Le linee guida per combattere il colesterolo

Ecco alcune indicazioni delle nuove linee guida della Società Europea di Cardiologia in tema di alimentazione, studiate con il coordinamento del professor Alberico Catapano, Presidente della Società Europea per lo Studio dell’Aterosclerosi:
Per ridurre il colesterolo cattivo (LDL): diminuire il consumo di grassi saturi (burro, formaggi grassi, latte intero) e quello di grassi trans (margarine, grassi idrogenati, fritture con oli scaldati oltre il punto di fumo...) è il primo passo da compiere. Questo dato è dimostrato avere l’efficacia maggiore in assoluto.
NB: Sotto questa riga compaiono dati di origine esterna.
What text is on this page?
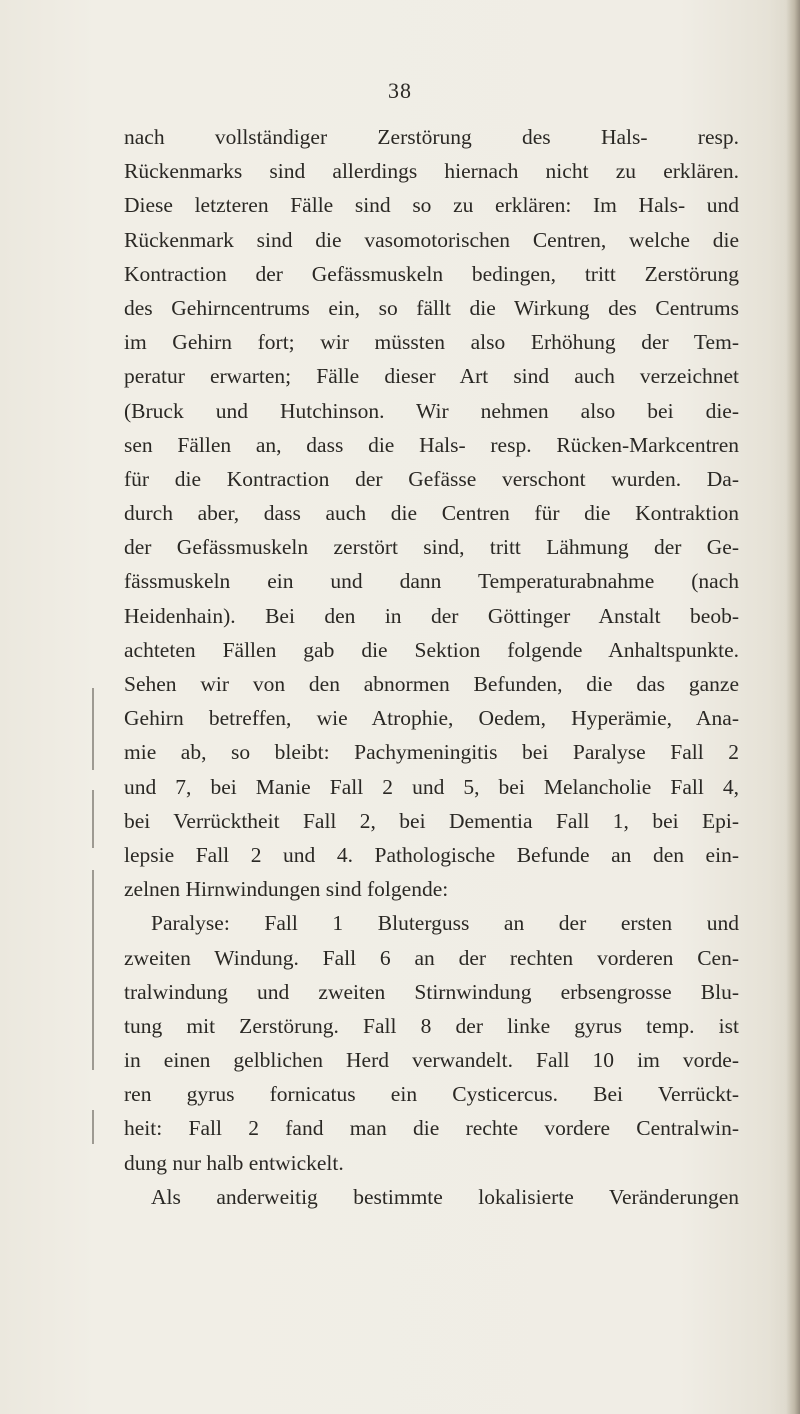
38
nach vollständiger Zerstörung des Hals- resp.
Rückenmarks sind allerdings hiernach nicht zu erklären.
Diese letzteren Fälle sind so zu erklären: Im Hals- und
Rückenmark sind die vasomotorischen Centren, welche die
Kontraction der Gefässmuskeln bedingen, tritt Zerstörung
des Gehirncentrums ein, so fällt die Wirkung des Centrums
im Gehirn fort; wir müssten also Erhöhung der Tem-
peratur erwarten; Fälle dieser Art sind auch verzeichnet
(Bruck und Hutchinson. Wir nehmen also bei die-
sen Fällen an, dass die Hals- resp. Rücken-Markcentren
für die Kontraction der Gefässe verschont wurden. Da-
durch aber, dass auch die Centren für die Kontraktion
der Gefässmuskeln zerstört sind, tritt Lähmung der Ge-
fässmuskeln ein und dann Temperaturabnahme (nach
Heidenhain). Bei den in der Göttinger Anstalt beob-
achteten Fällen gab die Sektion folgende Anhaltspunkte.
Sehen wir von den abnormen Befunden, die das ganze
Gehirn betreffen, wie Atrophie, Oedem, Hyperämie, Ana-
mie ab, so bleibt: Pachymeningitis bei Paralyse Fall 2
und 7, bei Manie Fall 2 und 5, bei Melancholie Fall 4,
bei Verrücktheit Fall 2, bei Dementia Fall 1, bei Epi-
lepsie Fall 2 und 4. Pathologische Befunde an den ein-
zelnen Hirnwindungen sind folgende:
Paralyse: Fall 1 Bluterguss an der ersten und
zweiten Windung. Fall 6 an der rechten vorderen Cen-
tralwindung und zweiten Stirnwindung erbsengrosse Blu-
tung mit Zerstörung. Fall 8 der linke gyrus temp. ist
in einen gelblichen Herd verwandelt. Fall 10 im vorde-
ren gyrus fornicatus ein Cysticercus. Bei Verrückt-
heit: Fall 2 fand man die rechte vordere Centralwin-
dung nur halb entwickelt.
Als anderweitig bestimmte lokalisierte Veränderungen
A seguire, l’aumento nell’assunzione di cibi ricchi di fibre e di fitosteroli (componenti naturali della dieta che si trovano negli oli vegetali, nella frutta a guscio e nei cereali), così come l’utilizzo di prodotti a base di riso rosso. La riduzione del peso in eccesso, la dieta a base di prodotti contenenti poco colesterolo e l’aumento dell’attività fisica sono cose che servono, ma meno. Il consumo di proteine di soia non serve e non è consigliato. Per ridurre i trigliceridi: la diminuzione del peso corporeo e dell’assunzione di alcol sono gli obiettivi più importanti da raggiungere. A seguire, l’aumento dell’attività fisica, la riduzione di carboidrati, l’aumento moderato di grassi polinsaturi (contenuti nelle alghe, nei pesci e negli oli di girasole, arachidi e mais) e la riduzione di grassi saturi. Per aumentare il colesterolo buono (HDL): gli interventi nello stile di vita alimentare più efficaci sono la riduzione dei grassi trans e l’aumento dell’attività fisica abituale. Utili, poi, la riduzione del peso in generale e il consumo di carboidrati sostituendo questi ultimi con grassi insaturi (pesce, noci, mais, olio di oliva). Ma anche un consumo limitato di alcool che comunque può essere continuato.

Un aiuto, ma limitato, si ha con lo smettere di fumare. Da lunedì 19 a sabato 24 settembre è in programma la settimana del colesterolo. I cittadini di 15 regioni italiane potranno contattare o recarsi direttamente presso 30 centri specializzati (elenco disponibile sul sito www.sisa.it) per avere notizie e ragguagli sul problema dell’ipercolesterolemia familiare e sulla necessità di controllare i livelli del colesterolo. L’iniziativa, della Società Italiana per lo Studio dell’Aterosclerosi (SISA), giunta alla terza edizione, «nasce con l’obiettivo di rendere consapevoli gli italiani del ruolo della componente genetica nell’ipercolesterolemia, che interessa in Italia circa 300.000 persone - spiega Maurizio Averna, Presidente SISA - Nelle forme più gravi, valori alti spesso si manifestano già dalle prime decadi di vita». Secondo Averna è quindi «molto importante eseguire i controlli sin da giovani, prima dei 18 anni, specie se in presenza di ipercolesterolemia nei genitori, e ripeterli almeno ogni 5 anni. C'è poi la forma poligenica comune, in cui fattori ambientali, l’alimentazione soprattutto, agiscono in presenza di fattori genetici predisponenti aumentando i livelli di colesterolo. Questa forma, per fortuna meno grave, interessa circa 1.2 milioni di italiani».
Complessivamente, quindi, sommando le due forme di ipercolesterolemia familiare, si tratta di circa 1.5 milioni di cittadini italiani interessati.